Лука озабоченно хмыкнул и бросился навстречу своему помощнику. Потрясенный Снежок, явно расстроенный и униженный, поднял глаза на Луку.
«Рыжий напал на меня, – сказал Снежок при помощи жестов. – Он сбежал!»
Пристыженный, молодой самец посмотрел на Цезаря. Снежок опустил глаза, не в силах выдержать осуждающий взгляд вожака.
«Мне очень жаль, – жестами показал Снежок. – Прости меня».
Цезарь ничего не сказал, раздосадованный новостью. Бегство Рыжего избавляло его от необходимости решать судьбу обезьяны-предателя, но его очень беспокоило то, что Рыжий и его товарищи-отщепенцы были на свободе, сотрудничая с людьми, которые охотились за членами его племени. Одна только мысль о том, что обезьяны бок о бок с людьми дерутся с другими обезьянами, была оскорблением всего, за что Цезарь боролся и для чего работал многие годы.

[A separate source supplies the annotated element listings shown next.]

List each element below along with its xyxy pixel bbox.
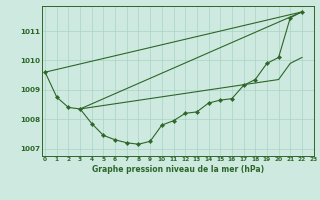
X-axis label: Graphe pression niveau de la mer (hPa): Graphe pression niveau de la mer (hPa) [92,165,264,174]
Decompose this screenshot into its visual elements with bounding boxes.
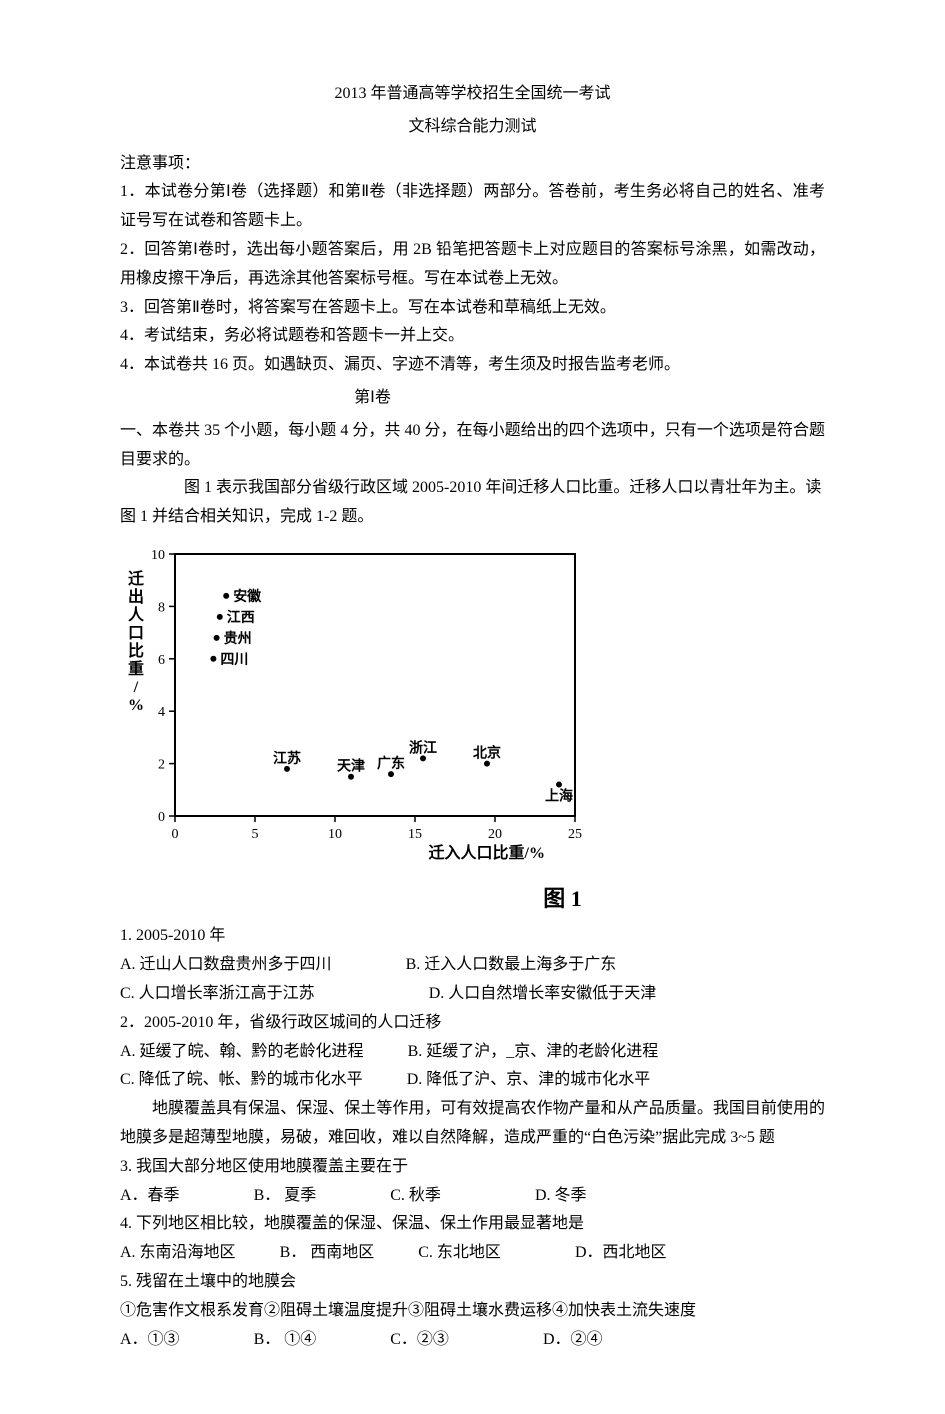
svg-text:15: 15: [408, 827, 422, 842]
notice-item-3: 3．回答第Ⅱ卷时，将答案写在答题卡上。写在本试卷和草稿纸上无效。: [120, 294, 825, 323]
svg-text:10: 10: [151, 548, 165, 563]
exam-title: 2013 年普通高等学校招生全国统一考试: [120, 80, 825, 109]
q2-opt-d: D. 降低了沪、京、津的城市化水平: [407, 1066, 651, 1095]
svg-text:天津: 天津: [337, 758, 365, 775]
svg-text:4: 4: [158, 705, 165, 720]
svg-text:出: 出: [128, 587, 144, 606]
q2-options-ab: A. 延缓了皖、翰、黔的老龄化进程 B. 延缓了沪，_京、津的老龄化进程: [120, 1038, 825, 1067]
q3-opt-c: C. 秋季: [390, 1182, 441, 1211]
svg-text:%: %: [128, 697, 144, 714]
q4-opt-d: D．西北地区: [575, 1239, 667, 1268]
notice-item-1: 1．本试卷分第Ⅰ卷（选择题）和第Ⅱ卷（非选择题）两部分。答卷前，考生务必将自己的…: [120, 178, 825, 236]
notice-item-5: 4．本试卷共 16 页。如遇缺页、漏页、字迹不清等，考生须及时报告监考老师。: [120, 351, 825, 380]
passage-2: 地膜覆盖具有保温、保湿、保土等作用，可有效提高农作物产量和从产品质量。我国目前使…: [120, 1095, 825, 1153]
q3-opt-d: D. 冬季: [535, 1182, 587, 1211]
q2-opt-a: A. 延缓了皖、翰、黔的老龄化进程: [120, 1038, 364, 1067]
scatter-svg: 0 5 10 15 20 25 0 2 4 6 8 10 迁入人口比重/% 迁出人口比重/% 安徽江西贵州四…: [120, 544, 590, 864]
q1-options-cd: C. 人口增长率浙江高于江苏 D. 人口自然增长率安徽低于天津: [120, 980, 825, 1009]
svg-text:25: 25: [568, 827, 582, 842]
q1-opt-b: B. 迁入人口数最上海多于广东: [406, 951, 617, 980]
svg-text:20: 20: [488, 827, 502, 842]
notice-item-4: 4．考试结束，务必将试题卷和答题卡一并上交。: [120, 322, 825, 351]
part1-instruction: 一、本卷共 35 个小题，每小题 4 分，共 40 分，在每小题给出的四个选项中…: [120, 417, 825, 475]
svg-text:/: /: [133, 679, 139, 696]
q1-opt-c: C. 人口增长率浙江高于江苏: [120, 980, 315, 1009]
q5-opt-c: C．②③: [390, 1326, 449, 1355]
svg-text:贵州: 贵州: [224, 630, 252, 647]
q4-stem: 4. 下列地区相比较，地膜覆盖的保湿、保温、保土作用最显著地是: [120, 1210, 825, 1239]
chart-intro: 图 1 表示我国部分省级行政区域 2005-2010 年间迁移人口比重。迁移人口…: [120, 474, 825, 532]
svg-text:0: 0: [158, 810, 165, 825]
svg-text:广东: 广东: [377, 755, 405, 772]
svg-text:6: 6: [158, 653, 165, 668]
svg-text:江苏: 江苏: [273, 750, 301, 767]
svg-text:北京: 北京: [473, 745, 501, 762]
svg-text:迁: 迁: [128, 569, 144, 588]
svg-text:江西: 江西: [227, 609, 255, 626]
svg-text:8: 8: [158, 600, 165, 615]
svg-text:口: 口: [128, 625, 144, 642]
q5-sub: ①危害作文根系发育②阻碍土壤温度提升③阻碍土壤水费运移④加快表土流失速度: [120, 1297, 825, 1326]
part1-label: 第Ⅰ卷: [0, 384, 825, 413]
q4-opt-b: B． 西南地区: [280, 1239, 375, 1268]
exam-subtitle: 文科综合能力测试: [120, 113, 825, 142]
svg-text:浙江: 浙江: [409, 739, 437, 756]
q2-opt-c: C. 降低了皖、帐、黔的城市化水平: [120, 1066, 363, 1095]
svg-text:四川: 四川: [220, 652, 248, 668]
svg-text:人: 人: [128, 606, 145, 624]
q1-opt-a: A. 迁山人口数盘贵州多于四川: [120, 951, 332, 980]
svg-text:5: 5: [252, 827, 259, 842]
svg-text:2: 2: [158, 758, 165, 773]
q2-opt-b: B. 延缓了沪，_京、津的老龄化进程: [408, 1038, 659, 1067]
q5-opt-a: A．①③: [120, 1326, 180, 1355]
q1-stem: 1. 2005-2010 年: [120, 922, 825, 951]
q3-stem: 3. 我国大部分地区使用地膜覆盖主要在于: [120, 1153, 825, 1182]
svg-text:比: 比: [128, 642, 144, 660]
scatter-chart: 0 5 10 15 20 25 0 2 4 6 8 10 迁入人口比重/% 迁出人口比重/% 安徽江西贵州四…: [120, 544, 825, 918]
q2-options-cd: C. 降低了皖、帐、黔的城市化水平 D. 降低了沪、京、津的城市化水平: [120, 1066, 825, 1095]
q1-options-ab: A. 迁山人口数盘贵州多于四川 B. 迁入人口数最上海多于广东: [120, 951, 825, 980]
svg-text:上海: 上海: [545, 788, 573, 805]
svg-text:0: 0: [172, 827, 179, 842]
notice-item-2: 2．回答第Ⅰ卷时，选出每小题答案后，用 2B 铅笔把答题卡上对应题目的答案标号涂…: [120, 236, 825, 294]
svg-text:10: 10: [328, 827, 342, 842]
q5-opt-b: B． ①④: [254, 1326, 317, 1355]
q3-opt-b: B． 夏季: [254, 1182, 317, 1211]
svg-text:重: 重: [128, 659, 144, 678]
q4-opt-c: C. 东北地区: [418, 1239, 501, 1268]
q5-options: A．①③ B． ①④ C．②③ D．②④: [120, 1326, 825, 1355]
q5-opt-d: D．②④: [543, 1326, 603, 1355]
chart-caption: 图 1: [300, 879, 825, 919]
svg-text:迁入人口比重/%: 迁入人口比重/%: [429, 843, 545, 862]
q5-stem: 5. 残留在土壤中的地膜会: [120, 1268, 825, 1297]
q3-options: A．春季 B． 夏季 C. 秋季 D. 冬季: [120, 1182, 825, 1211]
q2-stem: 2．2005-2010 年，省级行政区城间的人口迁移: [120, 1009, 825, 1038]
q4-opt-a: A. 东南沿海地区: [120, 1239, 236, 1268]
notice-heading: 注意事项：: [120, 150, 825, 179]
q3-opt-a: A．春季: [120, 1182, 180, 1211]
q1-opt-d: D. 人口自然增长率安徽低于天津: [429, 980, 657, 1009]
q4-options: A. 东南沿海地区 B． 西南地区 C. 东北地区 D．西北地区: [120, 1239, 825, 1268]
svg-text:安徽: 安徽: [233, 588, 262, 605]
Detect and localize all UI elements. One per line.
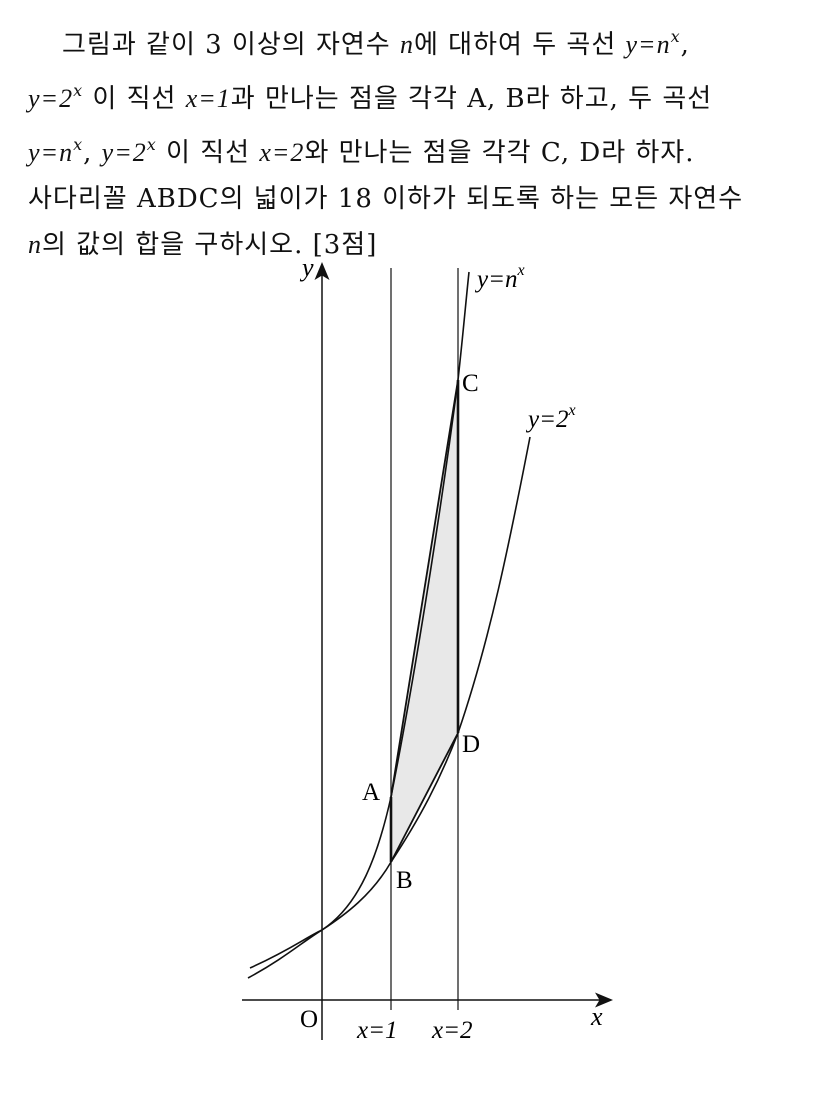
math-exponent: x xyxy=(146,135,157,154)
text-segment: 과 만나는 점을 각각 A, B라 하고, 두 곡선 xyxy=(230,84,713,114)
text-segment: 사다리꼴 ABDC의 넓이가 18 이하가 되도록 하는 모든 자연수 xyxy=(28,184,744,214)
math-line-x2: x=2 xyxy=(259,138,305,167)
problem-line-2: y=2x 이 직선 x=1과 만나는 점을 각각 A, B라 하고, 두 곡선 xyxy=(28,68,818,122)
problem-line-3: y=nx, y=2x 이 직선 x=2와 만나는 점을 각각 C, D라 하자. xyxy=(28,122,818,176)
segment-bd xyxy=(390,732,459,863)
curve-y-2-x xyxy=(247,436,531,979)
problem-line-4: 사다리꼴 ABDC의 넓이가 18 이하가 되도록 하는 모든 자연수 xyxy=(28,176,818,222)
text-segment: , xyxy=(680,30,690,60)
origin-label: O xyxy=(300,1006,318,1033)
point-b-label: B xyxy=(396,867,413,894)
x1-label: x=1 xyxy=(356,1017,397,1044)
text-segment: 그림과 같이 3 이상의 자연수 xyxy=(62,30,400,60)
problem-line-5: n의 값의 합을 구하시오. [3점] xyxy=(28,222,818,268)
math-curve-2: y=2 xyxy=(101,138,147,167)
problem-line-1: 그림과 같이 3 이상의 자연수 n에 대하여 두 곡선 y=nx, xyxy=(28,14,818,68)
math-curve-n: y=n xyxy=(28,138,74,167)
curve-n-label: y=nx xyxy=(474,262,525,293)
math-exponent: x xyxy=(670,27,681,46)
text-segment: 이 직선 xyxy=(156,138,260,168)
text-segment: 와 만나는 점을 각각 C, D라 하자. xyxy=(304,138,695,168)
math-line-x1: x=1 xyxy=(185,84,231,113)
point-a-label: A xyxy=(362,779,380,806)
point-c-label: C xyxy=(462,370,479,397)
problem-text: 그림과 같이 3 이상의 자연수 n에 대하여 두 곡선 y=nx, y=2x … xyxy=(28,14,818,268)
text-segment: 에 대하여 두 곡선 xyxy=(414,30,626,60)
math-curve-n: y=n xyxy=(625,30,671,59)
math-exponent: x xyxy=(73,81,84,100)
segment-ac xyxy=(390,379,459,798)
math-n: n xyxy=(28,230,42,259)
text-segment: 의 값의 합을 구하시오. [3점] xyxy=(42,230,378,260)
point-d-label: D xyxy=(462,731,480,758)
math-curve-2: y=2 xyxy=(28,84,74,113)
math-exponent: x xyxy=(73,135,84,154)
x-axis-label: x xyxy=(590,1002,603,1031)
curve-2-label: y=2x xyxy=(525,402,576,433)
x2-label: x=2 xyxy=(431,1017,472,1044)
y-axis-label: y xyxy=(299,253,314,282)
text-segment: , xyxy=(83,138,102,168)
math-n: n xyxy=(400,30,414,59)
text-segment: 이 직선 xyxy=(83,84,186,114)
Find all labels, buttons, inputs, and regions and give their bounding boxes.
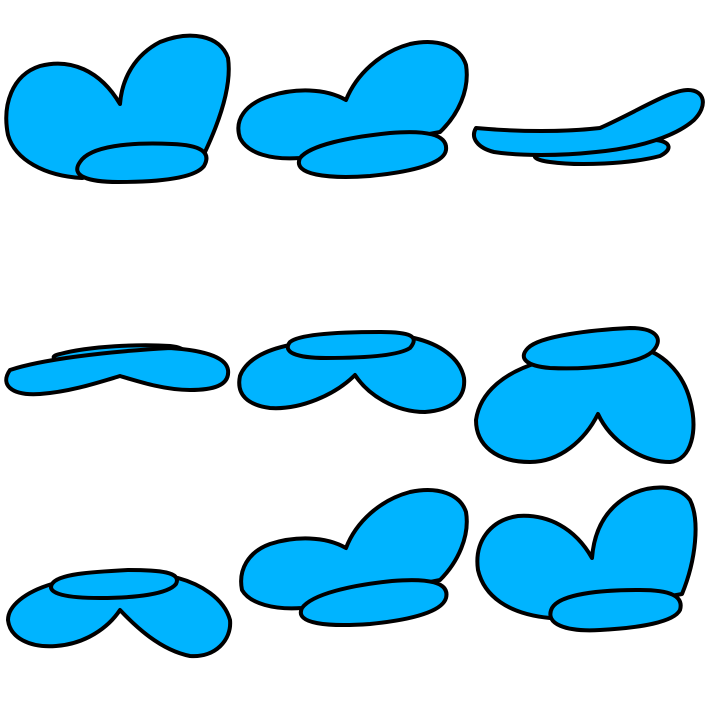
frame-9-disc [548,588,683,633]
frame-4-heart [4,346,231,397]
frame-2-heart [236,40,469,161]
frame-7-shape [6,568,233,659]
frame-4-shape [4,343,231,397]
frame-5-disc [286,330,416,360]
frame-7-disc [49,568,179,600]
frame-2-disc [296,130,449,179]
frame-1-shape [4,33,231,184]
frame-8-shape [239,488,469,628]
frame-8-disc [298,578,449,628]
frame-6-disc [521,326,660,371]
frame-3-shape [472,88,705,166]
frame-6-shape [474,326,696,464]
frame-6-heart [474,346,696,464]
frame-1-disc [75,141,209,184]
frame-2-shape [236,40,469,179]
frame-9-shape [475,485,698,633]
frame-7-heart [6,576,233,659]
frame-5-shape [237,330,467,414]
frame-3-heart [472,88,705,157]
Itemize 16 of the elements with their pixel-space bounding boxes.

«По крайней мере, – подумал он, – они не знают, где нас искать».
Пока не знают.
4
Цезарь ехал по лесу во главе мрачной процессии; солнце начинало склоняться к западу. Он сидел верхом на коне, за ним шли здоровые обезьяны, помогая своим раненым братьям и сестрам. Тела обезьян, погибших в битве, были уложены на спины лошадей. Трупы людей в качестве предупреждения были оставлены на поле боя.
Обезьяний вожак был рад тому, что пропитанный кровью холм остался позади, хотя невосполнимые потери и постоянная угроза, исходившая от беспощадных людей, тяжело давили на него. Гнусные угрозы Рыжего эхом звучали на задворках его сознания, обещая множество ожидавших его испытаний. Ему очень хотелось, чтобы этот длинный день наконец закончился.
Он немного взбодрился, услышав впереди низкий рев, доносившийся из-за ближайших деревьев. По мере продвижения процессии вперед рев становился сильнее, и наконец взглядам открылся величественный водопад. Белая вода каскадом ниспадала с отвесной скалы, скрывавшейся в самой глубине первозданного леса, пролетая вниз сотни метров и падая в реку. У основания скалы над бурлящей пеной клубилась водяная пыль; солнечный свет отражался в покрытой рябью поверхности реки.
Легкая улыбка приподняла уголки губ Цезаря.
Они были почти дома.
Процессия остановилась на берегу реки, чтобы насладиться холодной чистой водой. Обезьяны утоляли жажду и поили своих коней. Промывали раны, чтобы не занести в них инфекцию. Их усталые ноги отдыхали от бесконечной ходьбы.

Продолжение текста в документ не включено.